Farbe spielt eine große Rolle, sie wird symbolhaft, akzentuierend oder flächig eingesetzt. Maren Amini setzt auf „Farbbomben“ und die „Überraschung beim Umblättern“. Harte Bildränder gibt es nur auf den Seiten, auf denen sie einen neuen Vogel-Charakter einführt. Diese ganzseitigen Bilder sind mit Verzierungen im persischen Stil umgeben. Auf Abbildungs-Realismus verzichtet sie meist.

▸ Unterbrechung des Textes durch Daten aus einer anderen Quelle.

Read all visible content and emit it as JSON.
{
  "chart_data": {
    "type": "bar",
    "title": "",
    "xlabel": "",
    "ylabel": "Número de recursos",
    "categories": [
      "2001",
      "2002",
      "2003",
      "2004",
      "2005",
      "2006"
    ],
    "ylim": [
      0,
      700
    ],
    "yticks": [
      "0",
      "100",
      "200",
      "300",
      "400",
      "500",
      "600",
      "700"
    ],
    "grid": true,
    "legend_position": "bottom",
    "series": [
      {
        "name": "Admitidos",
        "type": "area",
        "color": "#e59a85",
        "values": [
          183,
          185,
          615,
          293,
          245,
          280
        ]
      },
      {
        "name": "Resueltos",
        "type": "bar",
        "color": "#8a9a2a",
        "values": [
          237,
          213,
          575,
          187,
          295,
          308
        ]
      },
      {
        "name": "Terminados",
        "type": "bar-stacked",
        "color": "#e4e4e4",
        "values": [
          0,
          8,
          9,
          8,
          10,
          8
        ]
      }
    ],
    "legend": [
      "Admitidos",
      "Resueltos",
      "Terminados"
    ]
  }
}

Bei einigen Orten und Ereignissen ist ihr dagegen die Wiedererkennbarkeit wichtig. Dazu zählen in Hamburg die markante Fassade des Musikclubs „Grünspan“, der RAF-Anschlag 1972 auf die Axel Springer-Zentrale oder die Besetzung der Häuser in der Ekhofstraße, wo Ahmadjan in einer WG wohnte.
In Afghanistan sehen wir – kommentarlos – die riesigen Buddha-Statuen von Bamiyan, deren Gesichter die Taliban abgeschlagen haben, und begegnen mit Ahmadjan Personen der Zeitgeschichte wie Ahmad Shah Massoud: Der Anführer des Widerstands gegen die sowjetische Besatzung wurde kurz vor dem 11. September 2001 ermordet.
Er hatte vor dem islamistischen Extremismus gewarnt. Das alles bleibt ohne große Vorkenntnisse lesbar, im Zweifel hilft ein Glossar: „Ahmadjan und der Wiedehopf“ funktioniert auch wie ein Geschichtsbuch, nur halt viel schöner.